Katinka Steuer died in this state on October 6, 1924, intestate and leaving as her heirs at law four sisters and one brother. One of the sisters, Minnie Larsen, was duly appointed administratrix of the estate, which was of the value of about $3,500. During the course of administration, Christian Larsen, the husband of this administratrix, presented to her his verified claim against the estate, reading as follows: "For board, room and care furnished to Katinka Steuer from November 27, 1920, to November 27, 1923, total thirty-six months at $70 per month — $2520." This claim was in due time approved by the administratrix and allowed by the probate judge. The administratrix then presented her final account, from which it appeared that, after the payment of this claim and the expenses of administration, nothing was left in the estate to be distributed to the heirs. These heirs, other than Minnie Larsen, the administratrix, protested against the allowance of the Larsen claim upon the grounds that a large portion of it was barred by the statute of limitations. These objections were overruled and the account was settled and the decree in accordance therewith was entered. From this decree the heirs of the decedent, other than the administratrix, have appealed.
[1] The sole ground urged on the appeal is that all that portion of the claim which did not cover services rendered within the two-year period was barred by the provisions of section 339 of the Code of Civil Procedure. In this connection attention is directed to section 1499 of the same code, which provides that no claim must be allowed by the executor or administrator or by a judge of the court which is barred by the statute of limitations. These express inhibitions in the statute are conceded by the respondent and the only argument which she makes in support of the decree is that the claim does not appear on its face to be barred and that no evidence was offered to show that the claim was not based upon some instrument in writing sufficient to take it out of the bar of section 339 To the latter point the appellants correctly answer that if the claim were based upon any such instrument it was incumbent upon the claimant, under section1497 of the Code of Civil Procedure, to attach a copy of the instrument to the *Page 586 statement of the claim and to file it therewith. In that case the claim must be based on the written instrument. Here the claim is merely "for board, room and care . . . from November 27, 1920, to November 27, 1923, total, thirty-six months at $70 per month," and is based on the legal presumption to pay for services rendered. The case is on all-fours with Etchas v. Orena,127 Cal. 588 [60 P. 45]. There a claim, in the same form as the above, was presented for services rendered to the deceased "from June 1, 1885, to June, 1895 . . . at $30 a month." In that case the supreme court say (p. 592): "It appears, therefore, on theface of the claim as presented, that all that part of it was barred by the statute except for services that became due on or after January 19, 1894. If barred by the statute of limitations, the claim could not be allowed by the executor or the judge. (Code Civ. Proc., sec. 1499)." (Emphasis ours.)

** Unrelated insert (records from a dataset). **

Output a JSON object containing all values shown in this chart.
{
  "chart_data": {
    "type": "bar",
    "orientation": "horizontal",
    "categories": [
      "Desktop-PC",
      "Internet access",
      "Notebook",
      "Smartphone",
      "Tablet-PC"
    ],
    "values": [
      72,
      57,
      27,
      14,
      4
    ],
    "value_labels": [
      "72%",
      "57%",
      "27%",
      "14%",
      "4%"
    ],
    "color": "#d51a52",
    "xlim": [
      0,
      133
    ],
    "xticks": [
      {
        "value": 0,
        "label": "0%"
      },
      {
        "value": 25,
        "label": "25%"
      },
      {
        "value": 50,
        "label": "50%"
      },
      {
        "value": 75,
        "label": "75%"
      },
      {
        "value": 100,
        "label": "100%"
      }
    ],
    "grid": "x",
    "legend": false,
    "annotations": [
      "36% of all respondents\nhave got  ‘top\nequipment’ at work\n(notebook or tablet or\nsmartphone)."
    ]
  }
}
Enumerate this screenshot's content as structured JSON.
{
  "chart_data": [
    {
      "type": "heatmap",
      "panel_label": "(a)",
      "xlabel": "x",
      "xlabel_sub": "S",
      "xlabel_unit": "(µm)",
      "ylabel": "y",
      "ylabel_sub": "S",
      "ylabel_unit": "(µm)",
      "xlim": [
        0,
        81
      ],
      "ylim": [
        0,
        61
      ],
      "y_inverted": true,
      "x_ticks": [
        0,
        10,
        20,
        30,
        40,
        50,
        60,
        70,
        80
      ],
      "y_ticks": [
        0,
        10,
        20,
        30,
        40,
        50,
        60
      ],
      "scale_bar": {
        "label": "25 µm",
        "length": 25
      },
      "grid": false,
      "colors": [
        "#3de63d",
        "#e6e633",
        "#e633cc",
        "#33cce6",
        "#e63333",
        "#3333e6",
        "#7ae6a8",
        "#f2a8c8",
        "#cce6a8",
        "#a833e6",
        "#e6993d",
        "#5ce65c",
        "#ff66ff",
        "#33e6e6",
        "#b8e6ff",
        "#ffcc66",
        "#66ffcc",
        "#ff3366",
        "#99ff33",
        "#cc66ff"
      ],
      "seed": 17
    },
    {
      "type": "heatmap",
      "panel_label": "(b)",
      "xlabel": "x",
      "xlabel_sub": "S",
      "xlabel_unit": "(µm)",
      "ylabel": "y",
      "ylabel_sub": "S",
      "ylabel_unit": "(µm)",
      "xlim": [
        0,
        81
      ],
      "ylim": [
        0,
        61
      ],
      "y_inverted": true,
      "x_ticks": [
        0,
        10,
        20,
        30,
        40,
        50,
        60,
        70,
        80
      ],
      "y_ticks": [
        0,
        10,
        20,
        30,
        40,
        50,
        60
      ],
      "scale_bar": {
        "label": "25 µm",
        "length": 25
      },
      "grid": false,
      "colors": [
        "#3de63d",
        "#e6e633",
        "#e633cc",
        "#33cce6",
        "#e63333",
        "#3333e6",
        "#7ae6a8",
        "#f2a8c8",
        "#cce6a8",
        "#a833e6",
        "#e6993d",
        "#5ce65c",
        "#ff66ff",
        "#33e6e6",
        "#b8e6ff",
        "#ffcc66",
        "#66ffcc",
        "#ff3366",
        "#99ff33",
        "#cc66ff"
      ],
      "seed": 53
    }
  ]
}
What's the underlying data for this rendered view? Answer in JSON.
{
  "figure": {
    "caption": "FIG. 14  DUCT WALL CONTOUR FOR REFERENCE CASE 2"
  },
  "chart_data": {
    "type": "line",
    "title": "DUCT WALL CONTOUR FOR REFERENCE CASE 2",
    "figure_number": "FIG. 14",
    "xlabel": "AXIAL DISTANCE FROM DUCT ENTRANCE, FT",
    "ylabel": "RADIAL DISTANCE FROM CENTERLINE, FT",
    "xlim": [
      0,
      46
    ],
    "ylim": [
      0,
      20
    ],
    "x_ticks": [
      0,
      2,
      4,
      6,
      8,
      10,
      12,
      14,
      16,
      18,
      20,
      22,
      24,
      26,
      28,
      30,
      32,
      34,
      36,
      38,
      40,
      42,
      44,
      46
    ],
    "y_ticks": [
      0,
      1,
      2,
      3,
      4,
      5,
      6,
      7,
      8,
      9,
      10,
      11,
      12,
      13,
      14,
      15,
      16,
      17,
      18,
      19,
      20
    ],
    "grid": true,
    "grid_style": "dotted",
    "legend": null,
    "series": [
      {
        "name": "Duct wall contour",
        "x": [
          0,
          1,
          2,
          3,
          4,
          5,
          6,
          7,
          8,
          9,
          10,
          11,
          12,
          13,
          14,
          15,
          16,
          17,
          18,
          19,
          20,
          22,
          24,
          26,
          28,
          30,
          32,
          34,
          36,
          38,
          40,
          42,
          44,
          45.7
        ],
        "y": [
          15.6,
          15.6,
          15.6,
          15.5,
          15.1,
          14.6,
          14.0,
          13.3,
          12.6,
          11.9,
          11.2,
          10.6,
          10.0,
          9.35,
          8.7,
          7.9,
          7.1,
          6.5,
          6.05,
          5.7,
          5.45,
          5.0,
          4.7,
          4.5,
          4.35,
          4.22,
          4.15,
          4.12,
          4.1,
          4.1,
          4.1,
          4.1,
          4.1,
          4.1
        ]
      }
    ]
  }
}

[2] Here the claim shows plainly on its face that it was a monthly charge for services rendered from November 27, 1920, to November 27, 1923. Because of this fact, it follows as of course that the portion of the claim covering services rendered beyond the two-year limitation of the statute is barred and was improperly allowed by the administratrix and the probate judge. The difference between the indebtedness incurred within the terms of the statute and the amount allowed would, therefore, be available for distribution to the heirs of the decedent and the order settling the first and final account was, therefore, prejudicial to them.
Order reversed, with costs to appellants.